In a juvenile delinquency proceeding pursuant to Family Court Act article 3, the appeal is from an order of disposition of the Family Court, Nassau County (Marks, J.), dated April 25, 2005, which, upon a fact-finding order of the same court dated April 25, 2005, made after a hearing, finding that the appellant committed acts which, if committed by an adult, would have constituted the crime of assault in the second degree, inter alia, adjudged him to be a juvenile delinquent and placed him on probation for a period of 24 months. The appeal brings up for review the fact-finding order dated April 25, 2005.
Ordered that the order of disposition is affirmed, without costs or disbursements.

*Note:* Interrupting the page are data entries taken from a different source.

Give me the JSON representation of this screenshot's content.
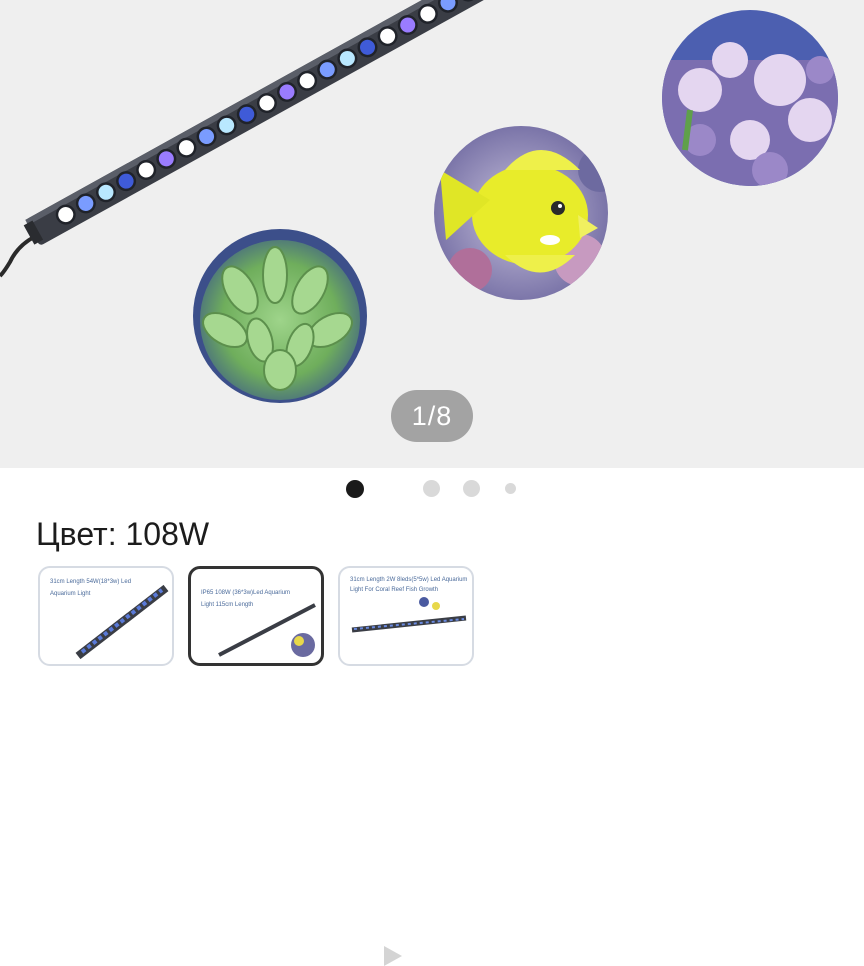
{
  "gallery": {
    "counter": "1/8",
    "total_images": 8,
    "current_index": 1,
    "main_image": "aquarium-led-light-bar-with-coral-and-fish"
  },
  "pagination": {
    "dots": [
      "active",
      "video",
      "inactive",
      "inactive",
      "small"
    ]
  },
  "product": {
    "color_label": "Цвет: 108W"
  },
  "thumbnails": [
    {
      "caption1": "31cm Length 54W(18*3w) Led",
      "caption2": "Aquarium Light",
      "selected": false
    },
    {
      "caption1": "IP65 108W (36*3w)Led Aquarium",
      "caption2": "Light 115cm Length",
      "selected": true
    },
    {
      "caption1": "31cm Length 2W 8leds(5*5w) Led Aquarium",
      "caption2": "Light For Coral Reef Fish Growth",
      "selected": false
    }
  ],
  "colors": {
    "gallery_bg": "#efefef",
    "counter_bg": "#a3a3a3",
    "active_dot": "#1a1a1a",
    "inactive_dot": "#d9d9d9"
  }
}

Viewing the evidence in the light most favorable to the presentment agency (see Matter of David H., 69 NY2d 792 [1987]; cf. People v Contes, 60 NY2d 620 [1983]), we find that it was legally sufficient to establish beyond a reasonable doubt that the appellant committed acts which, if committed by an adult, would have constituted the crime of assault in the second degree (cf Penal Law § 120.05 [4]). Moreover, upon the exercise of our factual review power, we are satisfied that the Family Court’s findings of fact were not against the weight of the evidence (cf CPL 470.15 [5]). While the testimony of the complainant and his witnesses differed from the testimony of the appellant and his witnesses, the Family Court was in the best position to assess all the witnesses’ credibility, as it saw and heard the testimony first-hand (see Matter of Gabriel A., 12 AD3d 666 [2004]). Under these circumstances, the greatest respect must be accorded to the determination of the hearing court in assessing the credibility of the witnesses and resolving disputed questions of fact (see Matter of Jamal V., 159 AD2d 507, 508 [1990]). Schmidt, J.P., Adams, Santucci and Skelos, JJ., concur.